"...I've written on scraps of paper, in hotels on hotel stationery, in automobiles. If it arrives you know...."
Like Morrison, I often write on scraps of paper. Printer paper, notebook paper, the backside of important documents if need be. I've also written on receipts, napkins, and my own hand. I recently scribbled a line on an envelope against the steering wheel as I drove (I do not recommend). A particularly fetching turn of phrase can arrive out of nowhere. Subliminally, even. But these gifts can also vanish just as quickly as they came, so it is best to jot them down. I try to keep them all in a little notebook but I don't always have it handy. I try to transfer from napkin to notebook later but I don't always remember, or sometimes I don't find the damn thing until later when I'm straightening up. Even for the things that are in that notebook of scattered thoughts, I did not create an index, so when I am looking for something I must flip through and skim the other contents until I find it. Most of the words in that notebook are unused, perhaps awaiting a summons for my magnum opus.

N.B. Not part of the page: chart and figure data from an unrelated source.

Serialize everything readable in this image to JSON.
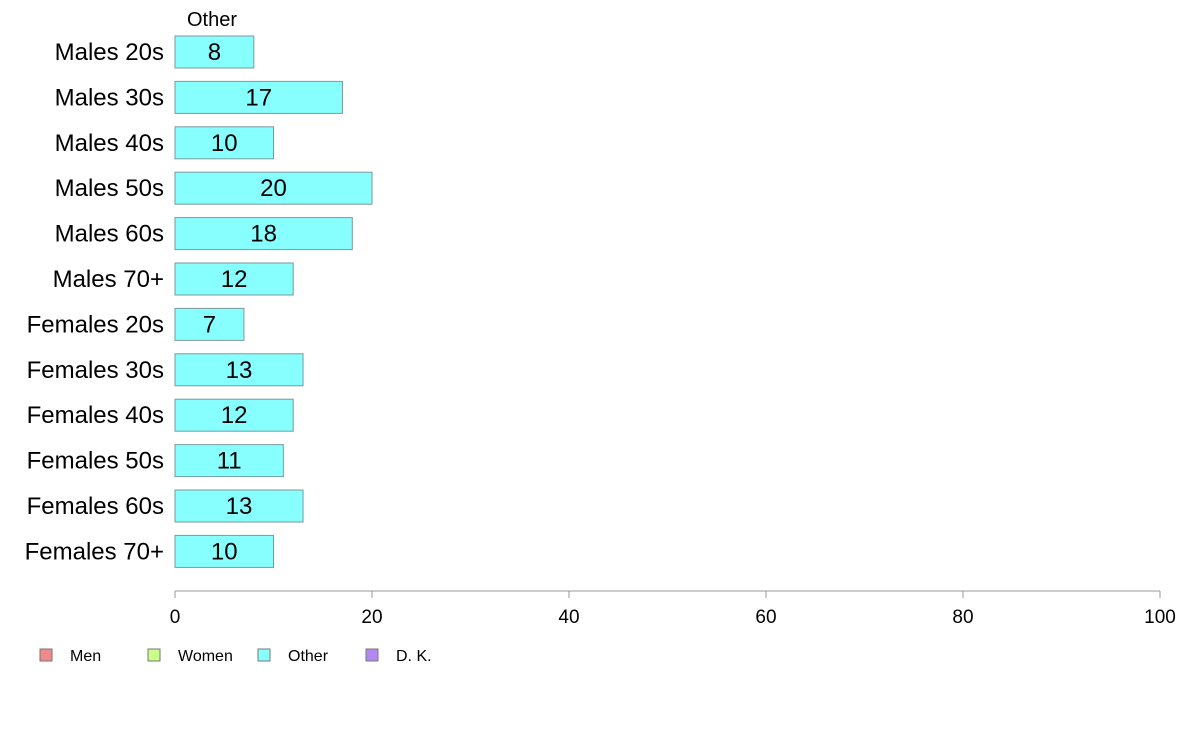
{
  "chart_data": {
    "type": "bar",
    "orientation": "horizontal",
    "column_header": "Other",
    "categories": [
      "Males 20s",
      "Males 30s",
      "Males 40s",
      "Males 50s",
      "Males 60s",
      "Males 70+",
      "Females 20s",
      "Females 30s",
      "Females 40s",
      "Females 50s",
      "Females 60s",
      "Females 70+"
    ],
    "series": [
      {
        "name": "Other",
        "values": [
          8,
          17,
          10,
          20,
          18,
          12,
          7,
          13,
          12,
          11,
          13,
          10
        ],
        "color": "#88ffff"
      }
    ],
    "xlim": [
      0,
      100
    ],
    "x_ticks": [
      0,
      20,
      40,
      60,
      80,
      100
    ],
    "grid": false,
    "legend": {
      "placement": "bottom-left",
      "entries": [
        {
          "label": "Men",
          "color": "#f08a8a"
        },
        {
          "label": "Women",
          "color": "#c8ff88"
        },
        {
          "label": "Other",
          "color": "#88ffff"
        },
        {
          "label": "D. K.",
          "color": "#b388f0"
        }
      ]
    }
  }
}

My natural inclination is not neatness. I think it is good to be orderly and organized, and it makes life easier. But it takes effort to resist my predisposition to disorder. This applies to many areas of my life, but also to my writing.
I also love the second part of that quote: "If it arrives you know" (emphasis hers). Artists of all types tend to know when a touch of inspiration has arrived, though its manifestation can serve different purposes. It could mark the beginning of something upon which you can build, or it can be the missing piece to something you were already working on. Rarer still (but something I marvel at) is when it is already a completed work of art, sufficient to remain on its own without need of coupling. Likewise, it can feel differently too. Sometimes it makes itself known in a whisper, or a gentle hand on your back. Other times it holds a megaphone, or seizes you by the collar to make sure you get the message. Either way, I'm grateful for them.
For the past few months, I've had them more and more. Every now and then I find myself excitedly pacing for a few minutes—something I never did before this year—as ideas and words and hopes swirl around in my head and heart. Short of that feeling of being deeply in love, I have never felt so alive.